I stood up and started walking, with her behind me watching intently, ready to spring off at my call. Instead, I walked across the clearing and entered the woods without looking back.
It felt like a relief. Like closure.
I got home, sat on the couch, and suddenly, the old heaviness was almost upon me as if it had caught up with me again.
But instantly, some part of me spoke: Oh no, Zoe, how long will you keep carrying that weight?
And then, with no thoughts in between, I felt how I dropped the rope I was dragging that gross weight behind me.
In the following weeks and months, I returned to the readings about the monkey mind. The burns on my skin and the way I was picturing myself as a withering flower — that almost made me shudder.
Gradually I saw how my mind was not my self. It could do wonders when solving problems, at work, for example. But it could also work against me.
My meditation practice got steady. I experimented with various techniques, searching for one that didn’t feel like a technique but something I could take up as my nature. My matrix.
I’ve been meditating for four years every day, except when travelling. My daily practice is nothing I’m trying to be “disciplined” about; it’s like brushing my teeth or showering, a daily measure of primary care. So when I haven’t been able to meditate for a while, I can’t wait to return home and sit on the cushion the following day—getting rid of the static buzzing in my head, enveloping me like grime.
I sit for forty minutes with my eyes closed. I just let myself sink, implode as it were. Then, feeling how my body doesn’t need to strain to keep the balance, I can plunge inwards to the gravitational center that holds everything for me. Like any physical object in this universe supported by its center, so is my body. I can allow myself to be weightless. Let go of whatever my arms think they’re holding on to, let my bottom and spine drop the weight, and turn soft.
I do have thoughts, too, during this time. And I allow them, with moderation, because often they are a creative process. They may yield a solution, a clever idea, or an impulse.
But I consciously say, “enough, please, now back to the thoughtlessness,” and sink in again—that feeling of releasing the weight. The burden — the thoughts — is something out there, and I can drop it if I choose.
My thoughts are no longer who I am, and certainly not the token of my being superior to others. Instead, they are like clouds in the sky of my mind, coming and going.
I have stopped being “rational” and trying to forestall disasters. There’s a fearful little monkey in all of us spinning thoughts and projections, which I used to allow to grow like rank weeds. I’m no longer a worrier.
Permanently watching and weeding is not overdoing rationality. It IS rationality.

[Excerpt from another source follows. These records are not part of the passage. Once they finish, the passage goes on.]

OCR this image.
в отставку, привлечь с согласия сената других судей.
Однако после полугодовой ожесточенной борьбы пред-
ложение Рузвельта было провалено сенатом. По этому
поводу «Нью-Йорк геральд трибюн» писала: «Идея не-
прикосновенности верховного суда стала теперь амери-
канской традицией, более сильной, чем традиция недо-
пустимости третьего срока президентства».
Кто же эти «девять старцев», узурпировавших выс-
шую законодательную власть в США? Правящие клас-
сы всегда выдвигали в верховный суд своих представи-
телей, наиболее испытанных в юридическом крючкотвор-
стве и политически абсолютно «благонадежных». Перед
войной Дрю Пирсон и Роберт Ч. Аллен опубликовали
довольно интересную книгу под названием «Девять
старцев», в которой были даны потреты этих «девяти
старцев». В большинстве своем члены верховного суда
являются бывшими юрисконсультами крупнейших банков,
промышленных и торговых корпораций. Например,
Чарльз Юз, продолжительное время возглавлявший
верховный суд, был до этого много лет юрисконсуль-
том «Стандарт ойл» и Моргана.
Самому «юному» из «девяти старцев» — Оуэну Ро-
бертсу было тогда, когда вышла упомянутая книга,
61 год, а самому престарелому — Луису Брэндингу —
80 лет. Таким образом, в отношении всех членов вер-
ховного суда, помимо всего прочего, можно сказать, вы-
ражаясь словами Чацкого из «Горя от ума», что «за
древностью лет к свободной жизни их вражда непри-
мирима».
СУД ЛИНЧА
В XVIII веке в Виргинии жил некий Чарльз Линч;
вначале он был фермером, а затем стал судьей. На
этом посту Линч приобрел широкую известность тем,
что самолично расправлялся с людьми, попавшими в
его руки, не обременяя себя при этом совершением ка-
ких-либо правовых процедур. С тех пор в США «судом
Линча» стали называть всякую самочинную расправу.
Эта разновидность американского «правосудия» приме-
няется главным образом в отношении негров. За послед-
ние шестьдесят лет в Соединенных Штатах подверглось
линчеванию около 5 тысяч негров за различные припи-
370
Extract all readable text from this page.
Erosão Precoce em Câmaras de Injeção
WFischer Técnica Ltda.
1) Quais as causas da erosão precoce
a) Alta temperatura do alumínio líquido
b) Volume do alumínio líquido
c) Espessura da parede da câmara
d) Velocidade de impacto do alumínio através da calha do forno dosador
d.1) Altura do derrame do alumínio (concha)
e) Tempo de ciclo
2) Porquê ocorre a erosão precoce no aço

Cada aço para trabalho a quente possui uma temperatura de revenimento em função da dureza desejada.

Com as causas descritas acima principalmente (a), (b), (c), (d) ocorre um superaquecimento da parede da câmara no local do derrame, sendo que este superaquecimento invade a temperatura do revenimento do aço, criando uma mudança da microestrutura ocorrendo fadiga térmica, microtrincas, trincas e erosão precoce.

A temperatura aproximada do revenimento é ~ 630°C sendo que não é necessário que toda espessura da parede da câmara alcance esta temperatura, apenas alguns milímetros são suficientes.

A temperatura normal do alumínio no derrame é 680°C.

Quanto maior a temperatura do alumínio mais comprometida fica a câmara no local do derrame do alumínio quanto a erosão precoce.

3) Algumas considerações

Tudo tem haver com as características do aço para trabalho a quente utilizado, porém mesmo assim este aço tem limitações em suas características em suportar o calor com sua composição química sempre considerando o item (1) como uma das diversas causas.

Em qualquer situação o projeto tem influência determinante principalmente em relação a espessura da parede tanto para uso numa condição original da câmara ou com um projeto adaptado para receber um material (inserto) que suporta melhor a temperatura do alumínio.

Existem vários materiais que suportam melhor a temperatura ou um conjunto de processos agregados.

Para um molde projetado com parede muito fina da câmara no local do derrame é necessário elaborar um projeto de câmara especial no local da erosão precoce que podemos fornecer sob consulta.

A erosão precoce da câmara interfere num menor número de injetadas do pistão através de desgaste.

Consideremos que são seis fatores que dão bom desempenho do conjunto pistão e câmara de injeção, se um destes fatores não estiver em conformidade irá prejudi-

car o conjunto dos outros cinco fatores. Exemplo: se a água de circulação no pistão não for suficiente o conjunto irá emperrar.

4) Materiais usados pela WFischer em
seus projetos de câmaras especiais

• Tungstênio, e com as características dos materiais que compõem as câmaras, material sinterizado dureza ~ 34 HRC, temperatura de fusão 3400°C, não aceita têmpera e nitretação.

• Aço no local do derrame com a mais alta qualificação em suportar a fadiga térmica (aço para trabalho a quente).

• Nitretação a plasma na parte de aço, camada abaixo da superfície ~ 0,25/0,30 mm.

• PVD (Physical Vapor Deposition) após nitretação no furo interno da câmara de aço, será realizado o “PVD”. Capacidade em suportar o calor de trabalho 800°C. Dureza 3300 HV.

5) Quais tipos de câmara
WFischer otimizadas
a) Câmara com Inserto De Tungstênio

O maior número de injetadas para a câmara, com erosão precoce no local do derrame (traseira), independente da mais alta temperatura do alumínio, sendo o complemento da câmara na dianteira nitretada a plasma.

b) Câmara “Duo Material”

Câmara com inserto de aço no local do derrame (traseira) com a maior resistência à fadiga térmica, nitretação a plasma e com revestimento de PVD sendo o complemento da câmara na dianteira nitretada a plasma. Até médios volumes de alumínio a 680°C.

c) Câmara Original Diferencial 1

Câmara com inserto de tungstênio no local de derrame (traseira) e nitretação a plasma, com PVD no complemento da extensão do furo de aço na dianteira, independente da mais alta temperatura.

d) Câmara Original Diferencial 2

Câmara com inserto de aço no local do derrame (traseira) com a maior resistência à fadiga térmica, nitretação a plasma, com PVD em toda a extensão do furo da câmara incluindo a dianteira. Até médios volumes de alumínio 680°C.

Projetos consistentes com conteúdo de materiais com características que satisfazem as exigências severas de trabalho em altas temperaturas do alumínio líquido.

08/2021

It means acknowledging that the harsh life often does not warrant what crosses our minds. It means reconnecting to the power plug that returns us to healthy functioning.
I reconnect by dropping the ropes and treating thoughts like overgrowth.
The mind needs cleansing, just like our gardens.
This post was first published in Promptly Written, on Medium.
Tell me about you
Do you have a way of managing overthinking?
What is “overthinking” to you? Where do you draw the line between “of course I need to think about that carefully” and “this is getting out of hand here”?
That was awesome, Zoe--good for you! I strongly dislike anxiety (and fear), especially when it messes with people. Mindfulness has been part of my journey as well. It makes me happy when people are loosed from this would be tyrant to just be.
Thank you. There are ways and ways of freeing oneself, yes, mindfulness helps.